Product delivery - 15%
- Anticipate the technical challenges the squad will face when delivering solutions and propose and implement technical solutions to those issues
- Write testable, efficient, and reusable code suitable for continuous integration and automated deployments, that respects best practices and SSENSE development standards
- Raise the bar for professional SRE engineers, lead by example, and help others learn the craft through rigorous code reviews and coaching
Ownership and accountability - 10%
- Be accountable for performance, reliability, scalability and resilience of complex and critical infrastructure components (web servers, data stores, hosted services, load balancers, etc.) through the proper use of replication, sharding, load balancing, monitoring, SLAs, alerting, and auto-scaling
- Be an active participant in the incident escalation chain and prompt resolution
- Upgrade and patch systems as required while ensuring availability of service
- Contribute to cross-squad initiatives, acting as a change agent amongst peers to foster adoption of new processes or technical solutions
Recruiting - 10%
- Contribute to the hiring process with application review or being part of the interview team to qualify SRE candidates.

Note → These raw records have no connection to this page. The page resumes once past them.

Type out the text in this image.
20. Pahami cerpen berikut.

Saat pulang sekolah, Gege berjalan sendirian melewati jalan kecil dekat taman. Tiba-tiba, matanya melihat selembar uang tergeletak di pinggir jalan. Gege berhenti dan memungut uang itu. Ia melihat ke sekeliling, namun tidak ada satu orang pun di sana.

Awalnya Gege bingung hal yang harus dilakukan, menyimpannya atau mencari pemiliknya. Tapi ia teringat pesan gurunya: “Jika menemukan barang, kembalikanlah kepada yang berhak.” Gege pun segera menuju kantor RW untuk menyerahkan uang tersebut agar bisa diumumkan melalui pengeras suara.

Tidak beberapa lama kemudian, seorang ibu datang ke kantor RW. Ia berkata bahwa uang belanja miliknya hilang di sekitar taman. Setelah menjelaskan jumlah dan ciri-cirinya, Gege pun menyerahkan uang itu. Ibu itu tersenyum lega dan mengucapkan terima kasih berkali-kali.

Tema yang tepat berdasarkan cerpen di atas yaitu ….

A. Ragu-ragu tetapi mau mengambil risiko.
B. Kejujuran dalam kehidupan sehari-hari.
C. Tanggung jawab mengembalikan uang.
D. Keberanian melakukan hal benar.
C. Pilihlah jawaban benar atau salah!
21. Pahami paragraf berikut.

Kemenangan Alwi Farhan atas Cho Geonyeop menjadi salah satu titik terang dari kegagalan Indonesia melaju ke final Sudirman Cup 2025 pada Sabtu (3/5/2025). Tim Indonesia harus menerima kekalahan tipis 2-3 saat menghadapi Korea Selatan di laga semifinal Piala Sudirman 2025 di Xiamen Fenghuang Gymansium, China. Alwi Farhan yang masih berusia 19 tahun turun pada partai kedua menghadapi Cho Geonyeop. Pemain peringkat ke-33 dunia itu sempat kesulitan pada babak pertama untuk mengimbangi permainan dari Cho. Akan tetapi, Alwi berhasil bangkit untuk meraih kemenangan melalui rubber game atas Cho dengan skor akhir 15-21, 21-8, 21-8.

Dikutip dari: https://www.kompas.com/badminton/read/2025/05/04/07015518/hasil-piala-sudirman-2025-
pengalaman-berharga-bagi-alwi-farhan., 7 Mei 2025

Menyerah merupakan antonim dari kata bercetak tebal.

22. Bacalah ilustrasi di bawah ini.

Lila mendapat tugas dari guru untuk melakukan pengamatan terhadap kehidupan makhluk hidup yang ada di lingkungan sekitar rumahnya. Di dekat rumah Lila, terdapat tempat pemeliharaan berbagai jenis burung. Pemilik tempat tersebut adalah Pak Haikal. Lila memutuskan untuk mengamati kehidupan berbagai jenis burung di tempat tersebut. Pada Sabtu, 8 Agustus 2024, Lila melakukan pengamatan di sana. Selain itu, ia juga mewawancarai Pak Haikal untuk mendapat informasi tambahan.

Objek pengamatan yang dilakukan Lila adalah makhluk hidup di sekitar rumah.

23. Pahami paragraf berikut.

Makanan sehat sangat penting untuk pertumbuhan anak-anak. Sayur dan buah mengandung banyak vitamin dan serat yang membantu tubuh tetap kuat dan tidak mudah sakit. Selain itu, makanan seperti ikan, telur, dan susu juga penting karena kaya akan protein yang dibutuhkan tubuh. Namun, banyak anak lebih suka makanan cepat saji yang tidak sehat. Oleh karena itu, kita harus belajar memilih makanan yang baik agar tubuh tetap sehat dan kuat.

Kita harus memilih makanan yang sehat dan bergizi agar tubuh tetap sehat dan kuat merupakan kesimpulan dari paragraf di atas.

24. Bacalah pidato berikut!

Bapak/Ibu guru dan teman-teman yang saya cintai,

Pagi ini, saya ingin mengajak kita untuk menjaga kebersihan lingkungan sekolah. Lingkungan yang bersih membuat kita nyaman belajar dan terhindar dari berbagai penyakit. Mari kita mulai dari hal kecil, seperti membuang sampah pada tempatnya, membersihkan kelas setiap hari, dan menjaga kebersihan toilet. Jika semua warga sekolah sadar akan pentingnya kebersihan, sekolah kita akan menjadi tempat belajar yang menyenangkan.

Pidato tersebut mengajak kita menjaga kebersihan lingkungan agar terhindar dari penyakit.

- Bachelor’s degree in Computer Science, Engineering, or a related technical field, Master’s degree, an asset
- Minimum 8 years of experience working as SRE.
- A minimum of 8 years experience administrating Linux based environments (Red Hat, CentOS, Debian or Ubuntu)
- A minimum of 8 years experience with service-oriented architectures, micro-services.
- Must have at least 2 years of working in Agile development life cycle
- A minimum of 8 years experience practicing continuous integration and continuous delivery.
- Minimum 5 years of experience with infrastructure automation frameworks in at least two of these technologies:, Saltstack, Terraform, or Cloud Foundation engine.
- Expertise in infrastructure to support a microservice architecture.
- A minimum of 4 years experience in Infrastructure-as-code specifically with Terraform.
- Strong knowledge of caching technologies (Fastly, Redis) with the ability to identify opportunities for improvement.
- Expertise with RDBMS (MySql, Post-gres) and NoSQL (DynamoDB, DocumentDB, Mongo DB) databases at scale
- Proficiency in Cloud resources (AWS) with the ability to operate them for the components owned, Certification preferred.
- Ability to use containers and orchestration frameworks (Kubernetes, Docker, Container registries etc.)
- Proficiency in Git
- Must have at least 4 years of experience with Kubernetes. Nice to have Amazon EKS, ECS experience.
- Excellent written and verbal communication skills in both French and English
- Willingness and ability to learn fast.
- High work ethic and results oriented.
- High sense of accountability and ownership
- Solution-oriented mindset and can-do attitude to overcome challenges.
- Team player with a natural ability to build relationships.
- Ability to thrive in a fast-paced environment and master frequently changing Web technologies and techniques.